Karena kehamilan menunjukkan kepada setiap orang bahwa mereka

telah melakukan hubungan seks, maka hal itu sering menimbulkan rasa

malu yang mendalam.

e. Penyesalan

Adanya harapan agar dapat memutar waktu kembali dan mengubah

situasi yang telah mengakibatkan kehamilan di luar nikah. Kenyataannya

bahwa waktu tidak dapat di rubah kembali dan hal ini menyebabkan rasa

penyesalan terutama karena telah mengecewakan orang tua.

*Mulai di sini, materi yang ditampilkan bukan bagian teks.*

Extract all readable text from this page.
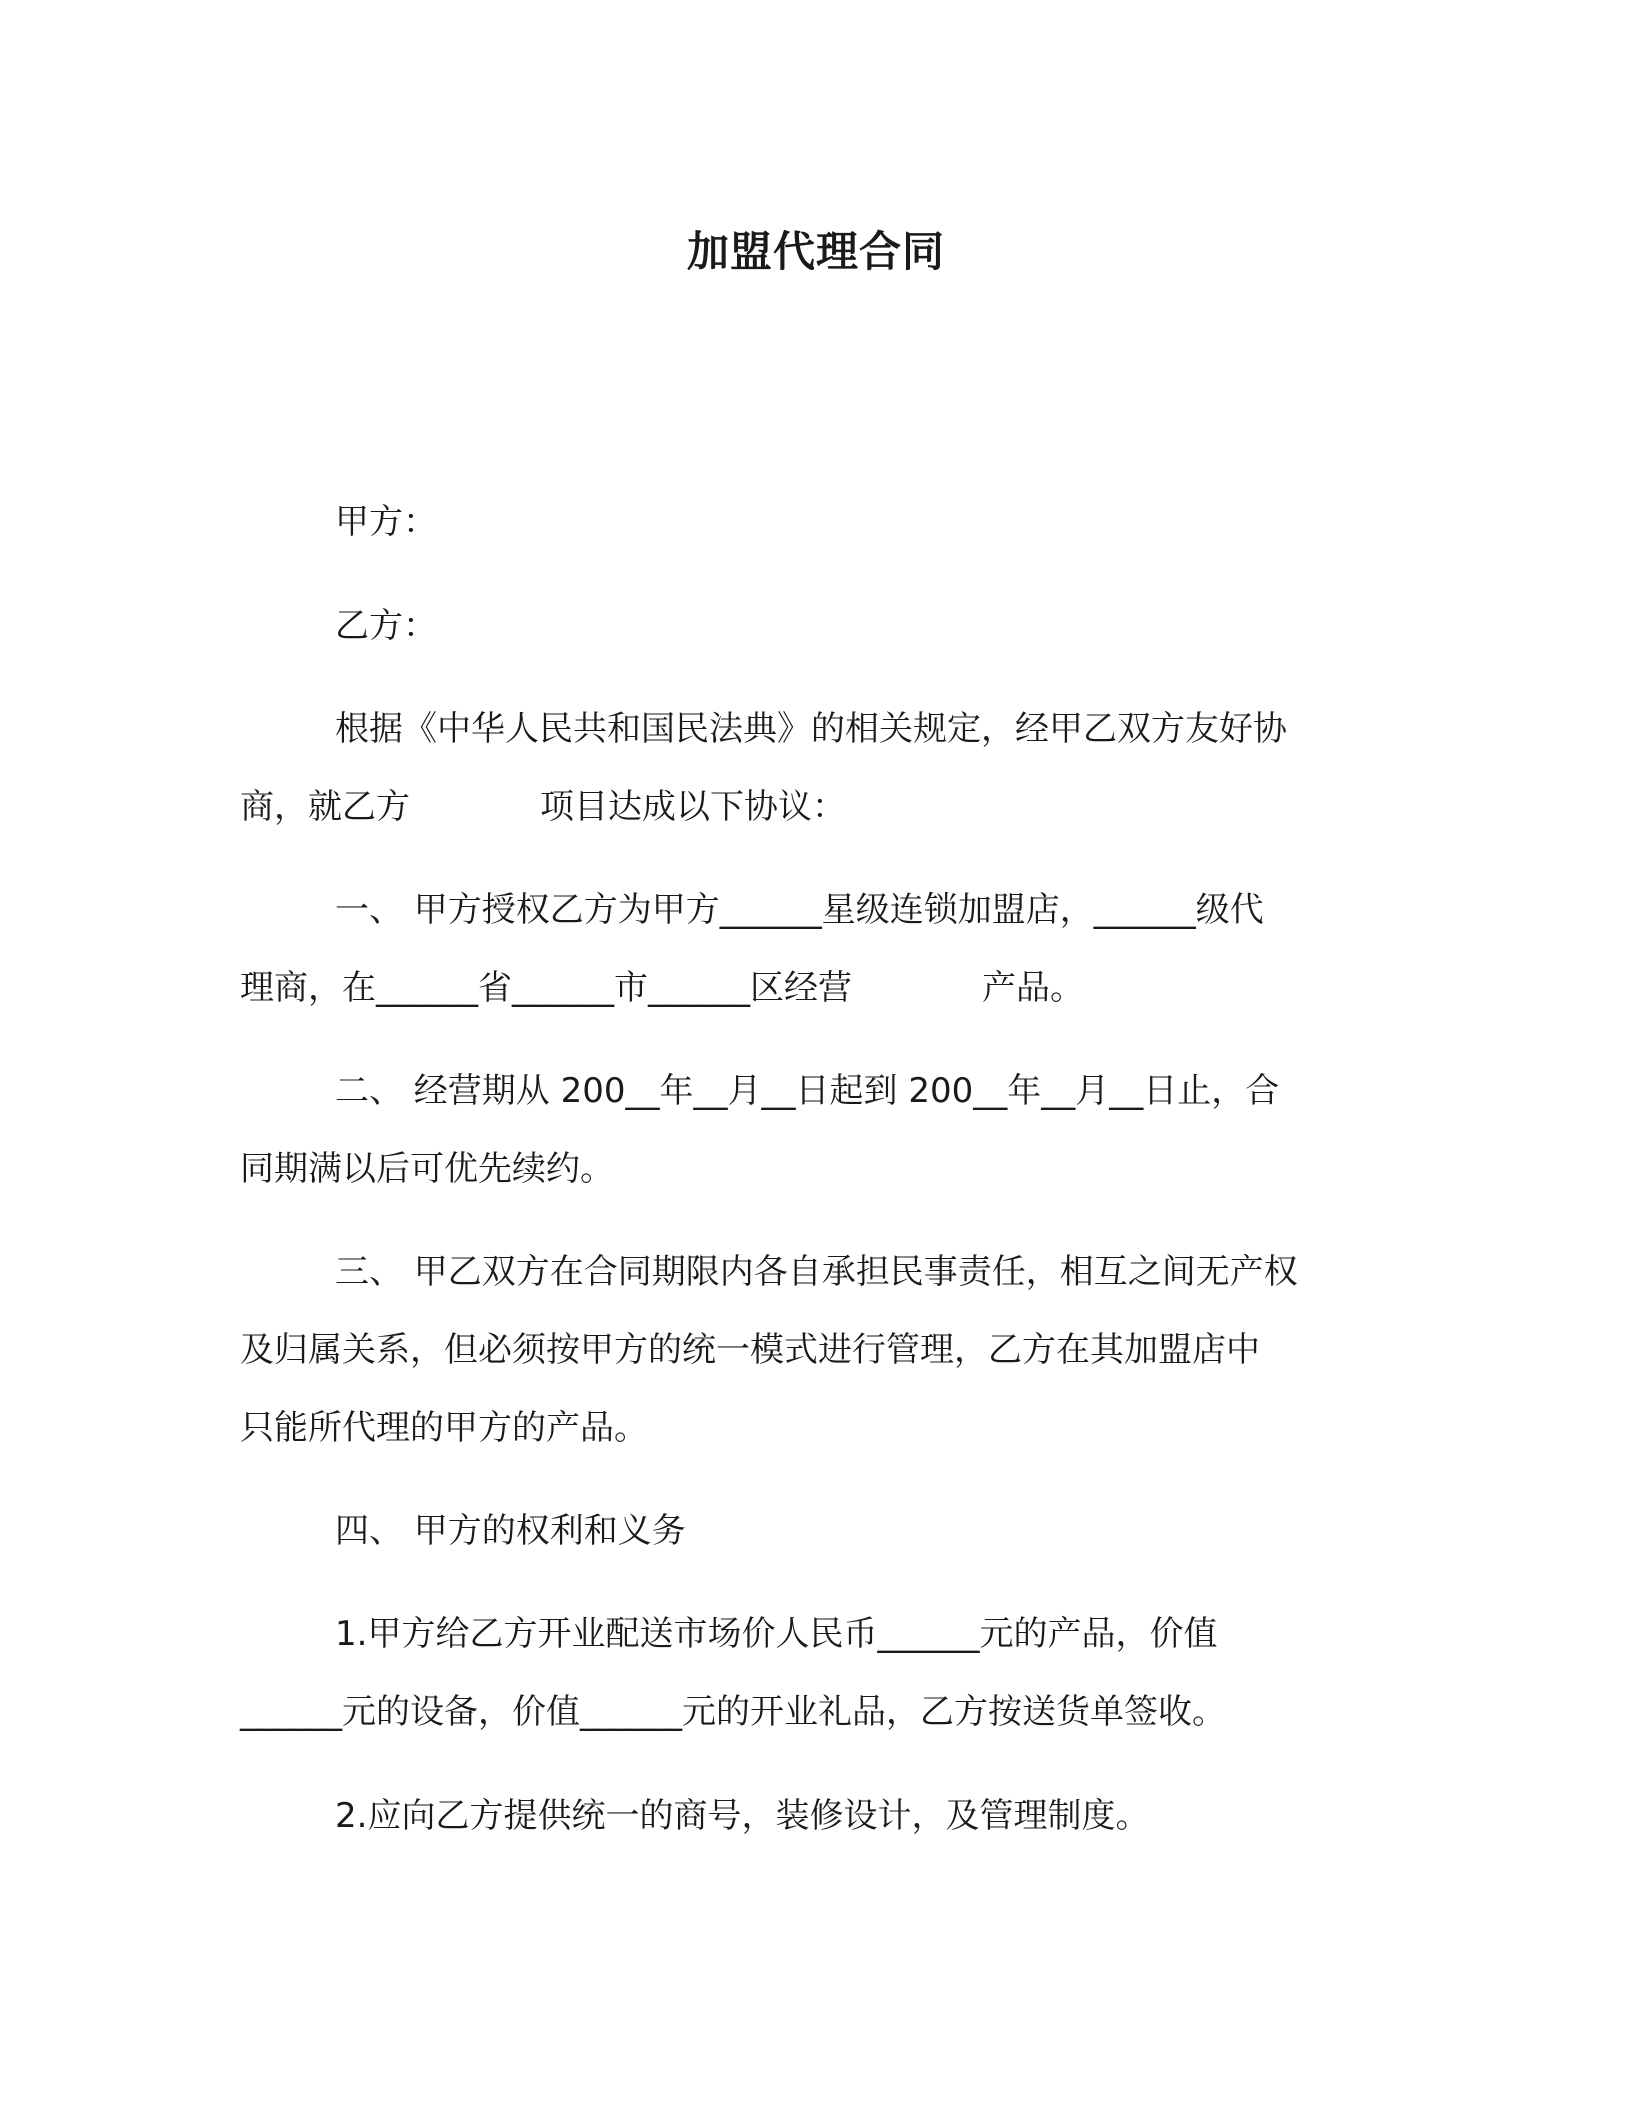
加盟代理合同
甲方：
乙方：
根据《中华人民共和国民法典》的相关规定，经甲乙双方友好协
商，就乙方	项目达成以下协议：
一、 甲方授权乙方为甲方______星级连锁加盟店，______级代
理商，在______省______市______区经营	产品。
二、 经营期从 200__年__月__日起到 200__年__月__日止，合
同期满以后可优先续约。
三、 甲乙双方在合同期限内各自承担民事责任，相互之间无产权
及归属关系，但必须按甲方的统一模式进行管理，乙方在其加盟店中
只能所代理的甲方的产品。
四、 甲方的权利和义务
1.甲方给乙方开业配送市场价人民币______元的产品，价值
______元的设备，价值______元的开业礼品，乙方按送货单签收。
2.应向乙方提供统一的商号，装修设计，及管理制度。
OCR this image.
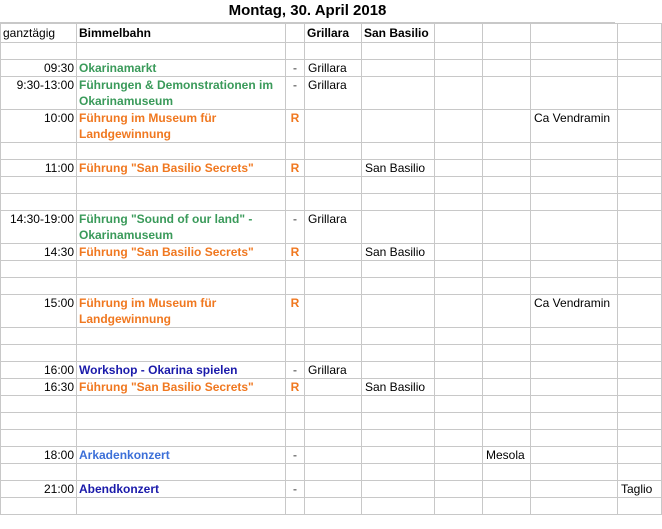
Montag, 30. April 2018
ganztägig	Bimmelbahn		Grillara	San Basilio				

09:30	Okarinamarkt	-	Grillara					
9:30-13:00	Führungen & Demonstrationen im Okarinamuseum	-	Grillara					
10:00	Führung im Museum für Landgewinnung	R					Ca Vendramin	

11:00	Führung "San Basilio Secrets"	R		San Basilio				

14:30-19:00	Führung "Sound of our land" - Okarinamuseum	-	Grillara					
14:30	Führung "San Basilio Secrets"	R		San Basilio				

15:00	Führung im Museum für Landgewinnung	R					Ca Vendramin	

16:00	Workshop - Okarina spielen	-	Grillara					
16:30	Führung "San Basilio Secrets"	R		San Basilio				

18:00	Arkadenkonzert	-				Mesola		

21:00	Abendkonzert	-						Taglio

Sedangkan menurut Santrock (2002), kehamilan di luar nikah secara

sosial menyebabkan berbagai keprihatinan yaitu :

11

a. Kehamilan pada remaja meningkatkan resiko kesehatan bagi ibu dan

anaknya. Bayi yang dilahirkan oleh ibu remaja cenderung memiliki berat

badan yang lebih rendah.

b. Ibu remaja sering berhenti dan keluar dari sekolah, tidak memperoleh

pekerjaan serta tergantung pada orang tua. Walaupun banyak ibu remaja

yang melanjutkan pendidikannya kemudian, namun biasanya mereka

tidak dapat mengejar ketertinggalannya.

c. Kekurangan bekal pendidikan. Orang tua remaja cenderung memperoleh

gaji yang rendah, memiliki pekerjaan dengan status yang rendah atau

bahkan tidak memiliki pekerjaan.

Jadi, kehamilan di luar nikah secara emosional dapat menyebabkan

penyangkalan, rasa takut, rasa bersalah, rasa malu, dan penyesalan. Sedangkan

secara sosial dapat menyebabkan meningkatnya resiko kesehatan bagi ibu dan

anak, putus sekolah, dan kurangnya bekal pendidikan.

B.PENERIMAAN ORANG TUA

1. Pengertian Penerimaan

Menurut Sulastrini (2002), yang di maksud dengan penerimaan orang

tua adalah perasaan senang terhadap statusnya sebagai orang tua yang ditandai

oleh perhatian dan kasih sayang, memberikan waktu untuk berperan serta

dalam kegiatan anak, tidak mengharapkan terlalu banyak pada anak,

memperlakukan anak seperti anak yang lain serta tidak menjauhkan anak dari

pergaulan masyarakat luas. Selain itu, penerimaan juga dapat berupa dukungan

yang tulus dan apa adanya, serta keterlibatan yang tidak dibuat-buat agar anak

merasa nyaman dan di dukung (Indrasari, 2004).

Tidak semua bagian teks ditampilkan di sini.